I tell myself I’ve come here to think something through. Something I’ve been thinking about that could do with a walk to get it straight. But as soon as I arrive I know the place isn’t going to put up with that. Because the place itself wants to be noticed. And in the noticing my nagging thoughts melt away. Which is probably what I’ve really come here for anyway.
I’m on the Shining Shore, the walk around Thurstaston that’s been one of my main meditation places, alone and with Sarah, for many years now.
It’s a grey day.
But it’s Springtime anyway.
I’m in the middle of my week and a half of not working and I’ve come for an afternoon out on the Wirral. Some walking, some reading and my lunch is in my bag.
Leucojum, always out here this time of year.
‘Big Snowdrops’ as I think of them.
St Bartholomew’s at Thurstaston.
Usually I have a sit in the churchyard here, but the benches are all roped off at the moment because of falling tiles from the roof.
Daffodils finishing now but lots of other wildflowers are up. “The pink is a garden escape, not a wildflower” says Sarah.
White Garlic Mustard – “If you crush the leaves they smell of garlic” says Sarah.
Blue Forget Me Not as well as Red Dead Nettle
You’ll be realising by now that these are not strictly their botanical names. I’ll ask Sarah to go through them with me when she gets in, then I’ll look as if I know what I’m talking about! Sarah’s identifications now added.
Pink Garden Escape! Actually known as ‘Honesty.’
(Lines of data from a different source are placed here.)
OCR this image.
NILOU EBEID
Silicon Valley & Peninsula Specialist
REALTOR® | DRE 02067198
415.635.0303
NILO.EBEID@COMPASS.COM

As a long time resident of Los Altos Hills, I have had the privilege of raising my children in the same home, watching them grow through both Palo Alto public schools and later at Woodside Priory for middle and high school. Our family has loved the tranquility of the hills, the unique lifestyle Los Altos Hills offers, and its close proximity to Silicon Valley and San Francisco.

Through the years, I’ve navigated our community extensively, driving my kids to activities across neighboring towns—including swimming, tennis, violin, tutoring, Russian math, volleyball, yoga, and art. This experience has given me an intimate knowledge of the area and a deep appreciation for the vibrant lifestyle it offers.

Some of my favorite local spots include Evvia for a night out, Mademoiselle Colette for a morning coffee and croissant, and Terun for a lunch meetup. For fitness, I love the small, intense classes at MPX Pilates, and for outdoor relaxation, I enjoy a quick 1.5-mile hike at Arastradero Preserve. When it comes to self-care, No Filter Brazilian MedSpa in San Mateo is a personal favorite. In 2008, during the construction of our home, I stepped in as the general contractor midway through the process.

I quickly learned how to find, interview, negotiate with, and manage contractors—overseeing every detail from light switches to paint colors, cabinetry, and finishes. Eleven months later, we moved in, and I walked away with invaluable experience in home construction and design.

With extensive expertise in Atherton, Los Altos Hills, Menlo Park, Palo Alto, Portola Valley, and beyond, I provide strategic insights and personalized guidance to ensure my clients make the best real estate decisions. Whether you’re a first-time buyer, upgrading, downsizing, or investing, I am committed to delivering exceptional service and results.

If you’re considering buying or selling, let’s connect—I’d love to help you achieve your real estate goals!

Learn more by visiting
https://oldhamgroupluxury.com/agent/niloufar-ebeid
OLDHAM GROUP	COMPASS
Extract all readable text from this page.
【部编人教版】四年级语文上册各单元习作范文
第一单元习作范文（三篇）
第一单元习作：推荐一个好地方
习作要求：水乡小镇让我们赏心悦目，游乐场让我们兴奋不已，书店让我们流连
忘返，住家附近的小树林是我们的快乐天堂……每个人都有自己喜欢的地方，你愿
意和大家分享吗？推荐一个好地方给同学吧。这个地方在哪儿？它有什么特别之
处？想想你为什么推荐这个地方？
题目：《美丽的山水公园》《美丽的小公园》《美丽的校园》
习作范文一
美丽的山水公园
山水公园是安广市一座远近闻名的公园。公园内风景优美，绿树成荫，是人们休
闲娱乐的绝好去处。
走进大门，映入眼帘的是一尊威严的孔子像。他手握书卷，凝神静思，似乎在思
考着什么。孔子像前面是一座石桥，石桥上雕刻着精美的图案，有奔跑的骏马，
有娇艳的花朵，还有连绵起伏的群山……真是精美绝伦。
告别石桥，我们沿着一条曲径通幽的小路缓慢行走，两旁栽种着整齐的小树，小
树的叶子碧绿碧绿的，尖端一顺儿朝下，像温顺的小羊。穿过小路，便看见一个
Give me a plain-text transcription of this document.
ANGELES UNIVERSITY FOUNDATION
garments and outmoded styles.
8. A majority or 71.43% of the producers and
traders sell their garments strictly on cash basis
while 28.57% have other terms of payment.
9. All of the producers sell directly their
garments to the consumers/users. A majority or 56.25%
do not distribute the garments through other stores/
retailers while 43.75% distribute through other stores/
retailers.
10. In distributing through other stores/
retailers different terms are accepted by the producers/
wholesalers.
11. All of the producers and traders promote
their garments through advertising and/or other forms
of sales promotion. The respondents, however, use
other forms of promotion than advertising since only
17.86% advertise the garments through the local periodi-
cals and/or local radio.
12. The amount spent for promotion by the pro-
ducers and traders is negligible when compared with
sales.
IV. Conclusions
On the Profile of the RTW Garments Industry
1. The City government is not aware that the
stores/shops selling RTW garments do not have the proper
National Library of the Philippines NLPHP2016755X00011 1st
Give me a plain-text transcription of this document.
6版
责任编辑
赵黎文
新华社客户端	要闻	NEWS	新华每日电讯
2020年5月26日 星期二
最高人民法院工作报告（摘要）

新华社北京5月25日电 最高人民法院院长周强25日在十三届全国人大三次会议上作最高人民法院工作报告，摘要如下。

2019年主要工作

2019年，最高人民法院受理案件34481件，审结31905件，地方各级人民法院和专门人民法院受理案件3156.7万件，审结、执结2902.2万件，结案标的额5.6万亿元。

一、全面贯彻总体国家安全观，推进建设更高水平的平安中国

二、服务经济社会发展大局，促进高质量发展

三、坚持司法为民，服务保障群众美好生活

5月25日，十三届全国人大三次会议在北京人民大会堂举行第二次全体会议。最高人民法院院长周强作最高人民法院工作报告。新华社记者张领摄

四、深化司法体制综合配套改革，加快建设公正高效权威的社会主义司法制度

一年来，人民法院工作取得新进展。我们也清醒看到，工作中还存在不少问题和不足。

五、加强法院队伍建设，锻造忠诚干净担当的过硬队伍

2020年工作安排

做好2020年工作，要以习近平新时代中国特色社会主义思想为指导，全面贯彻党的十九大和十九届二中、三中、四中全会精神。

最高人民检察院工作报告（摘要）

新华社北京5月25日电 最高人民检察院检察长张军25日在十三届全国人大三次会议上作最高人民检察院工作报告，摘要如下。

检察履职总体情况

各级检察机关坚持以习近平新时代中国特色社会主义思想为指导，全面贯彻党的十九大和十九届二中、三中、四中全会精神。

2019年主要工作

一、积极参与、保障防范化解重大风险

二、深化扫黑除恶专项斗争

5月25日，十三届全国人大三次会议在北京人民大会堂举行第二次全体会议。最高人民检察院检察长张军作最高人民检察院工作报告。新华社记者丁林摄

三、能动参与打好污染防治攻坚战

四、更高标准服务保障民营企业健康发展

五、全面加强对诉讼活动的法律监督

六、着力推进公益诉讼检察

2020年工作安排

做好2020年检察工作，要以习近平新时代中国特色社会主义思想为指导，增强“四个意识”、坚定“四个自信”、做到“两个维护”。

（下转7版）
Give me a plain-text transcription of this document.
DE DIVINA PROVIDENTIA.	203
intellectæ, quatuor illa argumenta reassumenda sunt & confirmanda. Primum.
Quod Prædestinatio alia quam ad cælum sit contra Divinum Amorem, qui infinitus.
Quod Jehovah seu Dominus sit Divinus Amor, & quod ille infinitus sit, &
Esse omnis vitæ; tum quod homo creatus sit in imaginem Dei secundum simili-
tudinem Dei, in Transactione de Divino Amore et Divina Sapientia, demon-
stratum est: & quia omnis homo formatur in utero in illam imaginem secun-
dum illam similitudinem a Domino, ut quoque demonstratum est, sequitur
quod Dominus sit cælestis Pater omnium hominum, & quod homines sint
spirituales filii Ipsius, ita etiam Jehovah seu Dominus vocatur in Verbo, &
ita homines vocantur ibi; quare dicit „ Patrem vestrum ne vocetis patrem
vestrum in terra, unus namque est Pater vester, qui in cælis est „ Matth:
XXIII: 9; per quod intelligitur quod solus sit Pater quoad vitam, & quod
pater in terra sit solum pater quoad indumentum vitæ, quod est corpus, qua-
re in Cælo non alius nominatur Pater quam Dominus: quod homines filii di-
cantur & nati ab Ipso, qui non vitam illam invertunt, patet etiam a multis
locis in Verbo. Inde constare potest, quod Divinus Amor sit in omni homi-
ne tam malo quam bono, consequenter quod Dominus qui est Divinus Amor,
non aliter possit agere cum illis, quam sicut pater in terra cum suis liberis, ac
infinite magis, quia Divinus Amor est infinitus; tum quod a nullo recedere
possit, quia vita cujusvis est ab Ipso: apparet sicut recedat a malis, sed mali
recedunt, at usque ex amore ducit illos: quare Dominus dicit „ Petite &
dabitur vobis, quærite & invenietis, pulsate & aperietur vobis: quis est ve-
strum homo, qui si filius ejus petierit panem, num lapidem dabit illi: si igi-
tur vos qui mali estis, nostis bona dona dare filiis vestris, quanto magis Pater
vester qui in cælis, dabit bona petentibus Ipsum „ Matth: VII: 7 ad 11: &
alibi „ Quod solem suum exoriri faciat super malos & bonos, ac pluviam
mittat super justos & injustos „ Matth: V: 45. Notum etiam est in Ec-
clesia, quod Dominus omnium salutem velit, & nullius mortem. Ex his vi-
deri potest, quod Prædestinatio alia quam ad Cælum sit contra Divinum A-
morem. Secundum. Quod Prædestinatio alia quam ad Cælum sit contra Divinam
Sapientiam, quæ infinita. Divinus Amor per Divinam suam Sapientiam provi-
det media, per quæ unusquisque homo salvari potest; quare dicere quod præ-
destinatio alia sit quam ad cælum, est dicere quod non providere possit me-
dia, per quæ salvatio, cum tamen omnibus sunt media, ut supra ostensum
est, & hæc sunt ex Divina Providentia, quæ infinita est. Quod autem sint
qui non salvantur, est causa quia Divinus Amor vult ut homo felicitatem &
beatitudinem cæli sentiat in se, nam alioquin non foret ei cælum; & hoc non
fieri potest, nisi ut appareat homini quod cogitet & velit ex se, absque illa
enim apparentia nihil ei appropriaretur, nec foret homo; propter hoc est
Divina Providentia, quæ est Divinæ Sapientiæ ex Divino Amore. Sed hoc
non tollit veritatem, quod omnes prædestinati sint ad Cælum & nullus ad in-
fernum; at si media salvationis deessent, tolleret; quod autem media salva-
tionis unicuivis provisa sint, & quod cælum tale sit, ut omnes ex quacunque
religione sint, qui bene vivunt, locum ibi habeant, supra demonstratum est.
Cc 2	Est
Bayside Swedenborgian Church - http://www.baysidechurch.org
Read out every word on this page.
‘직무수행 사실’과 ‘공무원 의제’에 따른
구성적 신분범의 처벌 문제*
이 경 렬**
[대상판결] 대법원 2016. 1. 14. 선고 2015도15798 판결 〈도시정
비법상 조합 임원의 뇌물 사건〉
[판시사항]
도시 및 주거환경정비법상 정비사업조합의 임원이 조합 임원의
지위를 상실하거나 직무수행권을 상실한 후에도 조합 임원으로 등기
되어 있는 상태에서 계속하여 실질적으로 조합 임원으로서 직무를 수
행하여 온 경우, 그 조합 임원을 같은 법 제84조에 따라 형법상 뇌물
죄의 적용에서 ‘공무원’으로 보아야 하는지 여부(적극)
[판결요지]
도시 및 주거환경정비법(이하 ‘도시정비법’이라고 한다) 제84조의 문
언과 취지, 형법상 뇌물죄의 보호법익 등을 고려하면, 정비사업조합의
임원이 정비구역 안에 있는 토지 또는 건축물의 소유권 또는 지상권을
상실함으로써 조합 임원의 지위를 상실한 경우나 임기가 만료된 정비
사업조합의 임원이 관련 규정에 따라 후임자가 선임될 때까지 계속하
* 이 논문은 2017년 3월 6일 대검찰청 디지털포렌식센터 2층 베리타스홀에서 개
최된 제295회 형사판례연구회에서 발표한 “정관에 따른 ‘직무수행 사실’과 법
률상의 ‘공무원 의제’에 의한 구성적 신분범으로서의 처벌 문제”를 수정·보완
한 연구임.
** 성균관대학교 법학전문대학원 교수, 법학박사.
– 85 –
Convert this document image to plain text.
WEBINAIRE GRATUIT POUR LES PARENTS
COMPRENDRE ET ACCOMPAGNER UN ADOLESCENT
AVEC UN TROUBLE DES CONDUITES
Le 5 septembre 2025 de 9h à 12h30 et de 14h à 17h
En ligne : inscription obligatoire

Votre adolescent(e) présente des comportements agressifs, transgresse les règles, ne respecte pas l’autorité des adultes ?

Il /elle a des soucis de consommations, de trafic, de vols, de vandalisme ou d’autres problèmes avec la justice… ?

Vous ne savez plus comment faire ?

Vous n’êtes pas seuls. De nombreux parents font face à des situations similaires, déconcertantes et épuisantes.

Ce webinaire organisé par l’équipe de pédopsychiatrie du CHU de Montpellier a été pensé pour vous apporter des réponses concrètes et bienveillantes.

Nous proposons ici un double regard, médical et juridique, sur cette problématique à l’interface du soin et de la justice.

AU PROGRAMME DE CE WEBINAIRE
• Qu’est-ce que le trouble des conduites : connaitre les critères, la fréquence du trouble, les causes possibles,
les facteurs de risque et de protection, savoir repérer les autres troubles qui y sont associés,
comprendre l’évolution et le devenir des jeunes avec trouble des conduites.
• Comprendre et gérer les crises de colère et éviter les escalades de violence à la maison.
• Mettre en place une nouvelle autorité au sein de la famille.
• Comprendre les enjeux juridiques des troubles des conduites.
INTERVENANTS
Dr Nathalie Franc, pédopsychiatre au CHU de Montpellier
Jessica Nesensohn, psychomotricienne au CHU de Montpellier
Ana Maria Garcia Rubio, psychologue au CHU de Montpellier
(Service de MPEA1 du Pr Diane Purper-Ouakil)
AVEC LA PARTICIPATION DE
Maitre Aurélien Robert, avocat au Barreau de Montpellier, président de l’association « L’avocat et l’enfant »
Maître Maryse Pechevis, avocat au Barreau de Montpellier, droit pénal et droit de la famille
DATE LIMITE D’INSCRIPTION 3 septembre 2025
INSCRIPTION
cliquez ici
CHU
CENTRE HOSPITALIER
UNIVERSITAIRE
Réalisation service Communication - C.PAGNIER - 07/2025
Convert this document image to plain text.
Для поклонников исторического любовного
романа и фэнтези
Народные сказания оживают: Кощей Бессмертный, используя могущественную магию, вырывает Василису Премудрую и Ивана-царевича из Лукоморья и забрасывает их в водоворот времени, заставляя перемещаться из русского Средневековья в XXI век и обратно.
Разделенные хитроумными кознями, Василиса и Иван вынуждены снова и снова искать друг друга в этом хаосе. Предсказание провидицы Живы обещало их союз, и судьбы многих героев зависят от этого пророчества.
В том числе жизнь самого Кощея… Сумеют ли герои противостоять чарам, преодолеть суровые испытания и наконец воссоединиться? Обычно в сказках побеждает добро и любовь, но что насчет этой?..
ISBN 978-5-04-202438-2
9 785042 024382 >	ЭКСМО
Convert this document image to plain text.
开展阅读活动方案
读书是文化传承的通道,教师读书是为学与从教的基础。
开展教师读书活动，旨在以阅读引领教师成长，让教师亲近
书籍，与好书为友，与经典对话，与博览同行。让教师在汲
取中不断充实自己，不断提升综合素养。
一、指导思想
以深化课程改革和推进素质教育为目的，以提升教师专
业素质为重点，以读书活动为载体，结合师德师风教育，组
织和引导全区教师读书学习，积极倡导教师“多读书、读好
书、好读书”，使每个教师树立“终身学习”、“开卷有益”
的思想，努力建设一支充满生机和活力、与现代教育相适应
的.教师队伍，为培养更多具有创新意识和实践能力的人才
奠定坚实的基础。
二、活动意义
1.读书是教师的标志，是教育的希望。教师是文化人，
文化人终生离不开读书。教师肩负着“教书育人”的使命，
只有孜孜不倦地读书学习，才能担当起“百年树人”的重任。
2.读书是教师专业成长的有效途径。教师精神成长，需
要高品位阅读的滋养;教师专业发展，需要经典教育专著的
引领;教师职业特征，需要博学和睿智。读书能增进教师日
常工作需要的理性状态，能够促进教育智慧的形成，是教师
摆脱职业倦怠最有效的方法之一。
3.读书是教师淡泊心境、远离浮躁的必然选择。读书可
Vinca Major, known as Periwinkle.
Yes ‘Keep to the path.’ A sign that looks like it’s been admonishing people since Victoria was Queen.
Gorse, the May Bush.
The tide is in down at the shore.
A Christmas tree plantation.
Spring growth almost enclosing the pathway here.
Sudden curious company.
Not such an admonitory notice.
As dry as I’ve ever seen it here at The Dungeon.
This ancient woodland.
Full of new growth, Sycamore.
By now my mind is full of observing the springtime, the quiet miracle of it, the planet renewing itself. The colours that only happen just now, like these newborn leaves.
How many times I’ve walked along the side of this ravine?
And never noticed this before.
Time for lunch, a sit and a read.
Looking up from my book.
Walking on, downhill towards the Dee Estuary.
New life in sunlight.
Tiny delicate Dog Violet.
I’ve always called this a perfect tree.
Though a limb has been lost through wind and gravity.
A sheltering place.
Black thorn blossom
Briefly on the Wirral Way, where the trains used to run.
Dandelion at Heswall Field.
Down by the shore now.
The tide is just beginning to turn but I’ve already decided I don’t want to walk along the shore today. Now the boulder clay cliffs are seriously eroding the beach is often full of heavy, sticky boulder clay, making walking along it less than a pleasure sometimes.
It’s windy up here and rain is beginning to blow in on the wind.
Serious rain approaching from the Atlantic.
I stand, watch and feel it coming in.
Until the sky and the sea are both water.
An elemental afternoon in one of my favourite places. No big conclusions were drawn or even considered. I am human, alive in this place in the springtime of the year. Which is enough.